Durante la segunda mitad del siglo XX, no hubo en México héroe más grande, atleta más renombrado, o estrella de cine más evocadora, protagonista de aguerridas y difíciles victorias en épicas batallas, que el luchador Santo, El Enmascarado de Plata. Su sola presencia dentro y fuera de los cuadriláteros atrajo multitudes que imantadas por su carisma único acudían a admirarlo con esa vehemencia exclusiva que el pueblo otorga a sus ídolos.

El Santo atleta indiscutible, hombre de misterio y luchador enmascarado de gran popularidad a muy temprana edad cubrió su rostro, dejaba de ser una persona para convertirse: en un personaje.


Rodolfo Guzmán Huerta nace en Tulancingo estado de Hidalgo un 23 de Septiembre de 1917, en el seno de una familia típica provinciana, fue el quinto de 7 hermanos.
A muy corta edad (8 años) queda huérfano de padre por lo cual empieza a trabajar para sacar adelante a su familia. Con el tiempo fue adentrándose en el gusto por aprender defensa personal en el Casino de Policía de la ciudad de México, ahí aprendió a defenderse, a saber brincar, caer, rodar y luchar para después convertirse en luchador profesional, debutando como Rudy Guzmán, en el año de 1935 en la Arena Modelo, posteriormente se enmascara, sin pena ni gloria como el Hombre Rojo, más tarde como el Murciélago II seudónimo que dejo posteriormente para reaparecer como El Santo y con tal nombre debuto el 26 de Julio de1942 en la vieja Arena México.

Ese día desde muy temprano preparo su equipo luchístico, se probaba una y otra vez sus mallas, botarga, pero sobre todo la máscara que era de piel de cerdo; tosca, dura, una verdadera cárcel, era un suplicio portarla, sin embargo había que hacerlo ya que ese día era el mas importante en su vida. Finalmente decidido terminar con lo inquieto de su adolescencia y acariciando la máscara se hizo una promesa; ser el mejor en su especialidad.

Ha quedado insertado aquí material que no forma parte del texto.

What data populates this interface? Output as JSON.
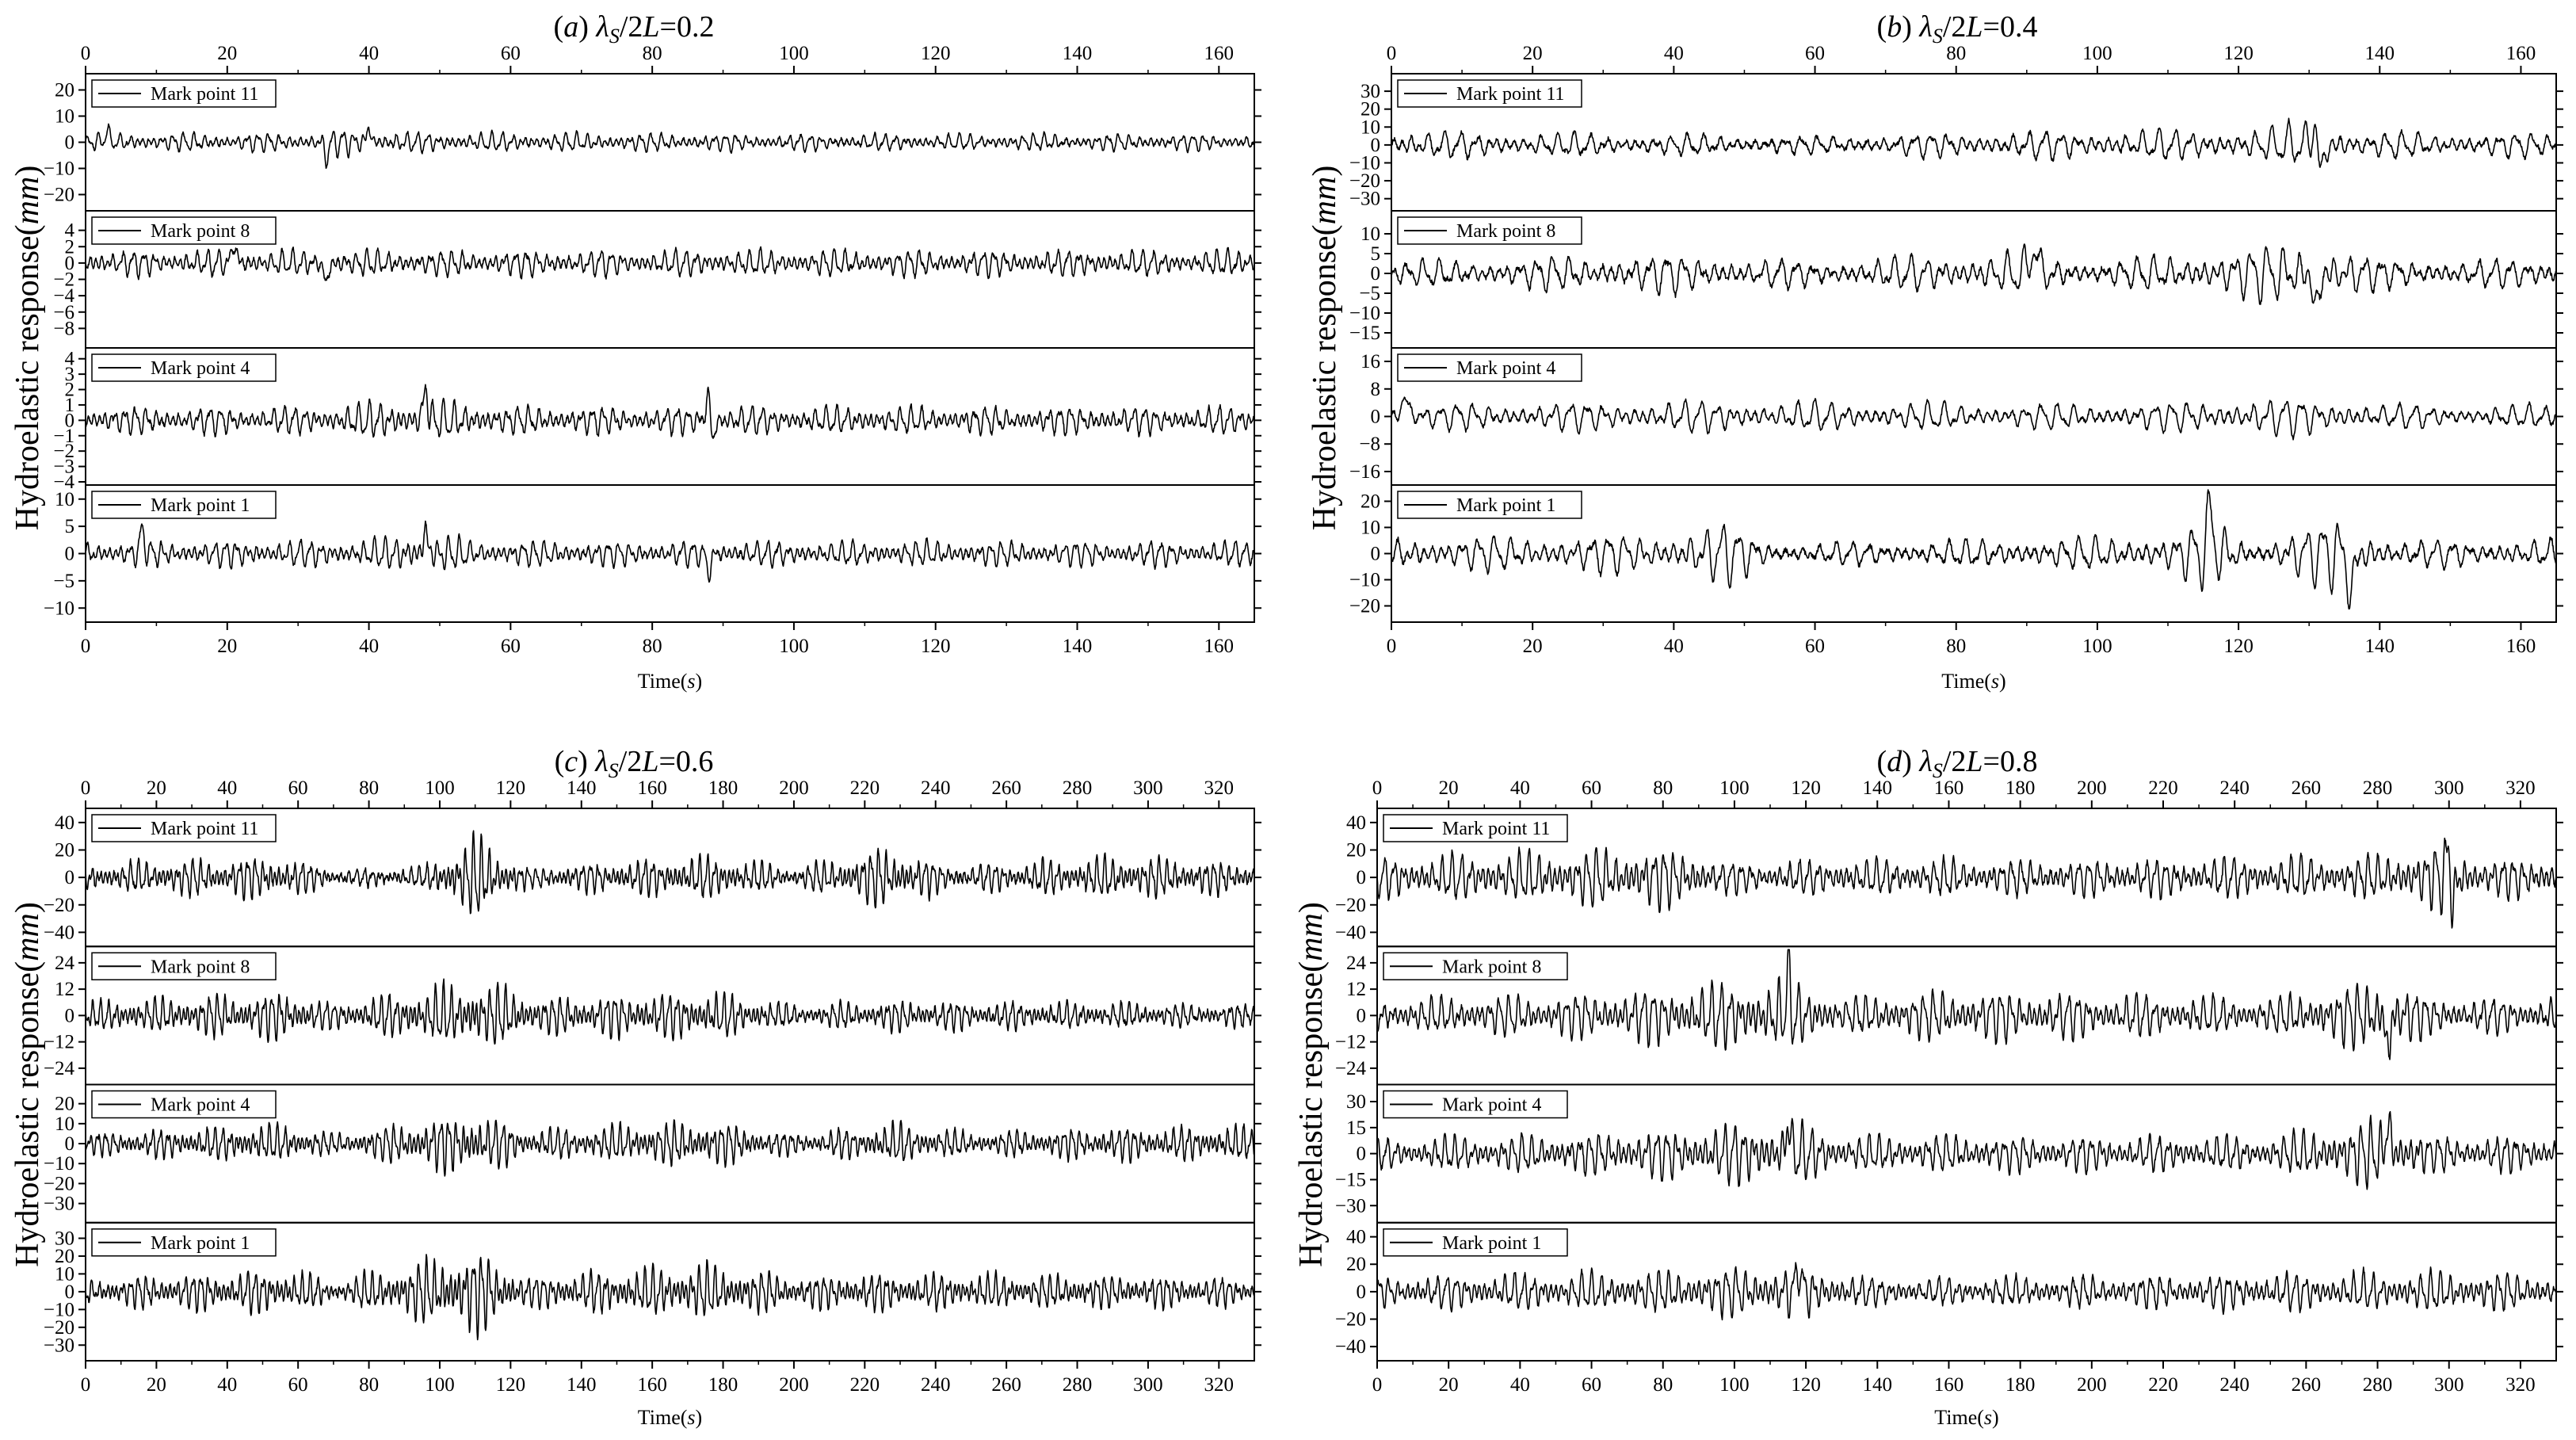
{
  "figure": {
    "y_label_text": "Hydroelastic response",
    "y_label_unit": "mm",
    "x_label_text": "Time",
    "x_label_unit": "s"
  },
  "chart_data": [
    {
      "type": "line",
      "title": "(a) λS/2L=0.2",
      "title_parts": {
        "letter": "a",
        "lambda": "λ",
        "sub": "S",
        "rest": "/2",
        "L": "L",
        "eq": "=0.2"
      },
      "xlabel": "Time(s)",
      "ylabel": "Hydroelastic response(mm)",
      "xlim": [
        0,
        165
      ],
      "xticks": [
        0,
        20,
        40,
        60,
        80,
        100,
        120,
        140,
        160
      ],
      "grid": false,
      "legend_position": "top-left",
      "series": [
        {
          "name": "Mark point 11",
          "ylim": [
            -25,
            25
          ],
          "yticks": [
            -20,
            -10,
            0,
            10,
            20
          ],
          "amplitude": 4,
          "spikes": [
            [
              3,
              6
            ],
            [
              34,
              -8
            ],
            [
              40,
              7
            ]
          ],
          "envelope": [
            [
              0,
              1.0
            ],
            [
              30,
              1.0
            ],
            [
              36,
              1.5
            ],
            [
              45,
              1.1
            ],
            [
              100,
              0.9
            ],
            [
              165,
              0.9
            ]
          ],
          "period": 1.5
        },
        {
          "name": "Mark point 8",
          "ylim": [
            -10,
            6
          ],
          "yticks": [
            -8,
            -6,
            -4,
            -2,
            0,
            2,
            4
          ],
          "amplitude": 1.8,
          "spikes": [
            [
              21,
              3.5
            ],
            [
              34,
              -3.5
            ]
          ],
          "envelope": [
            [
              0,
              1.0
            ],
            [
              165,
              1.0
            ]
          ],
          "period": 1.5
        },
        {
          "name": "Mark point 4",
          "ylim": [
            -4,
            4.5
          ],
          "yticks": [
            -4,
            -3,
            -2,
            -1,
            0,
            1,
            2,
            3,
            4
          ],
          "amplitude": 1.0,
          "spikes": [
            [
              48,
              3
            ],
            [
              88,
              3
            ],
            [
              88.5,
              -2.5
            ]
          ],
          "envelope": [
            [
              0,
              1.0
            ],
            [
              30,
              1.0
            ],
            [
              48,
              1.6
            ],
            [
              60,
              1.0
            ],
            [
              165,
              1.0
            ]
          ],
          "period": 1.5
        },
        {
          "name": "Mark point 1",
          "ylim": [
            -12,
            12
          ],
          "yticks": [
            -10,
            -5,
            0,
            5,
            10
          ],
          "amplitude": 2.6,
          "spikes": [
            [
              8,
              6
            ],
            [
              48,
              6
            ],
            [
              88,
              -5
            ]
          ],
          "envelope": [
            [
              0,
              1.0
            ],
            [
              40,
              1.1
            ],
            [
              48,
              1.8
            ],
            [
              55,
              1.0
            ],
            [
              165,
              1.0
            ]
          ],
          "period": 1.5
        }
      ]
    },
    {
      "type": "line",
      "title": "(b) λS/2L=0.4",
      "title_parts": {
        "letter": "b",
        "lambda": "λ",
        "sub": "S",
        "rest": "/2",
        "L": "L",
        "eq": "=0.4"
      },
      "xlabel": "Time(s)",
      "ylabel": "Hydroelastic response(mm)",
      "xlim": [
        0,
        165
      ],
      "xticks": [
        0,
        20,
        40,
        60,
        80,
        100,
        120,
        140,
        160
      ],
      "grid": false,
      "legend_position": "top-left",
      "series": [
        {
          "name": "Mark point 11",
          "ylim": [
            -35,
            38
          ],
          "yticks": [
            -30,
            -20,
            -10,
            0,
            10,
            20,
            30
          ],
          "amplitude": 9,
          "spikes": [
            [
              131,
              25
            ],
            [
              131.6,
              -30
            ]
          ],
          "envelope": [
            [
              0,
              1.0
            ],
            [
              60,
              0.6
            ],
            [
              80,
              0.9
            ],
            [
              110,
              1.1
            ],
            [
              125,
              1.2
            ],
            [
              131,
              2.0
            ],
            [
              137,
              0.9
            ],
            [
              165,
              0.8
            ]
          ],
          "period": 2.3
        },
        {
          "name": "Mark point 8",
          "ylim": [
            -18,
            15
          ],
          "yticks": [
            -15,
            -10,
            -5,
            0,
            5,
            10
          ],
          "amplitude": 5,
          "spikes": [
            [
              91,
              10
            ],
            [
              131,
              -12
            ]
          ],
          "envelope": [
            [
              0,
              0.7
            ],
            [
              40,
              1.1
            ],
            [
              60,
              0.7
            ],
            [
              90,
              1.3
            ],
            [
              100,
              0.7
            ],
            [
              120,
              1.4
            ],
            [
              131,
              1.9
            ],
            [
              140,
              0.8
            ],
            [
              165,
              0.8
            ]
          ],
          "period": 2.3
        },
        {
          "name": "Mark point 4",
          "ylim": [
            -19,
            19
          ],
          "yticks": [
            -16,
            -8,
            0,
            8,
            16
          ],
          "amplitude": 4,
          "spikes": [
            [
              2,
              8
            ]
          ],
          "envelope": [
            [
              0,
              1.0
            ],
            [
              40,
              1.3
            ],
            [
              100,
              1.0
            ],
            [
              130,
              1.6
            ],
            [
              140,
              1.0
            ],
            [
              165,
              0.9
            ]
          ],
          "period": 2.3
        },
        {
          "name": "Mark point 1",
          "ylim": [
            -25,
            25
          ],
          "yticks": [
            -20,
            -10,
            0,
            10,
            20
          ],
          "amplitude": 7,
          "spikes": [
            [
              116,
              18
            ],
            [
              136,
              -20
            ]
          ],
          "envelope": [
            [
              0,
              1.0
            ],
            [
              40,
              1.2
            ],
            [
              47,
              2.0
            ],
            [
              55,
              0.6
            ],
            [
              100,
              1.0
            ],
            [
              110,
              1.2
            ],
            [
              116,
              2.3
            ],
            [
              122,
              0.6
            ],
            [
              135,
              2.5
            ],
            [
              142,
              0.8
            ],
            [
              165,
              0.9
            ]
          ],
          "period": 2.3
        }
      ]
    },
    {
      "type": "line",
      "title": "(c) λS/2L=0.6",
      "title_parts": {
        "letter": "c",
        "lambda": "λ",
        "sub": "S",
        "rest": "/2",
        "L": "L",
        "eq": "=0.6"
      },
      "xlabel": "Time(s)",
      "ylabel": "Hydroelastic response(mm)",
      "xlim": [
        0,
        330
      ],
      "xticks": [
        0,
        20,
        40,
        60,
        80,
        100,
        120,
        140,
        160,
        180,
        200,
        220,
        240,
        260,
        280,
        300,
        320
      ],
      "grid": false,
      "legend_position": "top-left",
      "series": [
        {
          "name": "Mark point 11",
          "ylim": [
            -48,
            48
          ],
          "yticks": [
            -40,
            -20,
            0,
            20,
            40
          ],
          "amplitude": 14,
          "spikes": [],
          "envelope": [
            [
              0,
              0.8
            ],
            [
              55,
              1.3
            ],
            [
              70,
              0.5
            ],
            [
              95,
              0.6
            ],
            [
              110,
              2.6
            ],
            [
              125,
              0.6
            ],
            [
              175,
              1.3
            ],
            [
              200,
              0.6
            ],
            [
              225,
              1.8
            ],
            [
              245,
              0.7
            ],
            [
              290,
              1.3
            ],
            [
              330,
              0.9
            ]
          ],
          "period": 2.2
        },
        {
          "name": "Mark point 8",
          "ylim": [
            -30,
            30
          ],
          "yticks": [
            -24,
            -12,
            0,
            12,
            24
          ],
          "amplitude": 8,
          "spikes": [],
          "envelope": [
            [
              0,
              0.9
            ],
            [
              57,
              1.6
            ],
            [
              70,
              0.8
            ],
            [
              110,
              2.3
            ],
            [
              130,
              1.2
            ],
            [
              175,
              1.6
            ],
            [
              200,
              0.7
            ],
            [
              225,
              1.0
            ],
            [
              330,
              0.7
            ]
          ],
          "period": 2.2
        },
        {
          "name": "Mark point 4",
          "ylim": [
            -38,
            28
          ],
          "yticks": [
            -30,
            -20,
            -10,
            0,
            10,
            20
          ],
          "amplitude": 8,
          "spikes": [],
          "envelope": [
            [
              0,
              0.8
            ],
            [
              57,
              1.4
            ],
            [
              70,
              0.7
            ],
            [
              110,
              2.3
            ],
            [
              125,
              1.0
            ],
            [
              175,
              1.7
            ],
            [
              200,
              0.7
            ],
            [
              228,
              1.5
            ],
            [
              250,
              0.8
            ],
            [
              290,
              1.2
            ],
            [
              330,
              1.2
            ]
          ],
          "period": 2.2
        },
        {
          "name": "Mark point 1",
          "ylim": [
            -37,
            37
          ],
          "yticks": [
            -30,
            -20,
            -10,
            0,
            10,
            20,
            30
          ],
          "amplitude": 10,
          "spikes": [],
          "envelope": [
            [
              0,
              0.8
            ],
            [
              57,
              1.5
            ],
            [
              70,
              0.7
            ],
            [
              110,
              2.8
            ],
            [
              125,
              1.0
            ],
            [
              175,
              1.8
            ],
            [
              200,
              1.0
            ],
            [
              228,
              1.2
            ],
            [
              330,
              0.9
            ]
          ],
          "period": 2.2
        }
      ]
    },
    {
      "type": "line",
      "title": "(d) λS/2L=0.8",
      "title_parts": {
        "letter": "d",
        "lambda": "λ",
        "sub": "S",
        "rest": "/2",
        "L": "L",
        "eq": "=0.8"
      },
      "xlabel": "Time(s)",
      "ylabel": "Hydroelastic response(mm)",
      "xlim": [
        0,
        330
      ],
      "xticks": [
        0,
        20,
        40,
        60,
        80,
        100,
        120,
        140,
        160,
        180,
        200,
        220,
        240,
        260,
        280,
        300,
        320
      ],
      "grid": false,
      "legend_position": "top-left",
      "series": [
        {
          "name": "Mark point 11",
          "ylim": [
            -48,
            48
          ],
          "yticks": [
            -40,
            -20,
            0,
            20,
            40
          ],
          "amplitude": 15,
          "spikes": [
            [
              300,
              40
            ],
            [
              301,
              -42
            ]
          ],
          "envelope": [
            [
              0,
              1.1
            ],
            [
              80,
              1.7
            ],
            [
              100,
              0.8
            ],
            [
              130,
              1.0
            ],
            [
              200,
              1.0
            ],
            [
              280,
              1.2
            ],
            [
              300,
              2.0
            ],
            [
              310,
              1.0
            ],
            [
              330,
              1.2
            ]
          ],
          "period": 2.7
        },
        {
          "name": "Mark point 8",
          "ylim": [
            -30,
            30
          ],
          "yticks": [
            -24,
            -12,
            0,
            12,
            24
          ],
          "amplitude": 9,
          "spikes": [
            [
              115,
              25
            ],
            [
              283,
              -25
            ]
          ],
          "envelope": [
            [
              0,
              0.9
            ],
            [
              60,
              1.3
            ],
            [
              115,
              2.2
            ],
            [
              130,
              1.0
            ],
            [
              160,
              1.5
            ],
            [
              250,
              1.0
            ],
            [
              283,
              2.2
            ],
            [
              295,
              1.0
            ],
            [
              330,
              1.0
            ]
          ],
          "period": 2.7
        },
        {
          "name": "Mark point 4",
          "ylim": [
            -38,
            38
          ],
          "yticks": [
            -30,
            -15,
            0,
            15,
            30
          ],
          "amplitude": 11,
          "spikes": [
            [
              115,
              28
            ],
            [
              283,
              28
            ]
          ],
          "envelope": [
            [
              0,
              0.9
            ],
            [
              60,
              1.2
            ],
            [
              115,
              2.0
            ],
            [
              130,
              1.1
            ],
            [
              250,
              1.0
            ],
            [
              283,
              2.2
            ],
            [
              295,
              1.0
            ],
            [
              330,
              1.1
            ]
          ],
          "period": 2.7
        },
        {
          "name": "Mark point 1",
          "ylim": [
            -48,
            48
          ],
          "yticks": [
            -40,
            -20,
            0,
            20,
            40
          ],
          "amplitude": 13,
          "spikes": [
            [
              118,
              30
            ]
          ],
          "envelope": [
            [
              0,
              1.0
            ],
            [
              80,
              1.3
            ],
            [
              115,
              1.8
            ],
            [
              140,
              0.8
            ],
            [
              200,
              1.0
            ],
            [
              300,
              1.3
            ],
            [
              330,
              1.0
            ]
          ],
          "period": 2.7
        }
      ]
    }
  ]
}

Así ese día por la tarde, con 23 años de edad, 55 kilos de peso y muchas ilusiones y sueños, subió al ring de la vieja Arena México a tratar de ser el mejor. Pese a su novatez, pero con un gran coraje y determinación llego como finalista de una batalla campal frente a Ciclón Veloz, flamante Campeón Nacional de Peso Welter.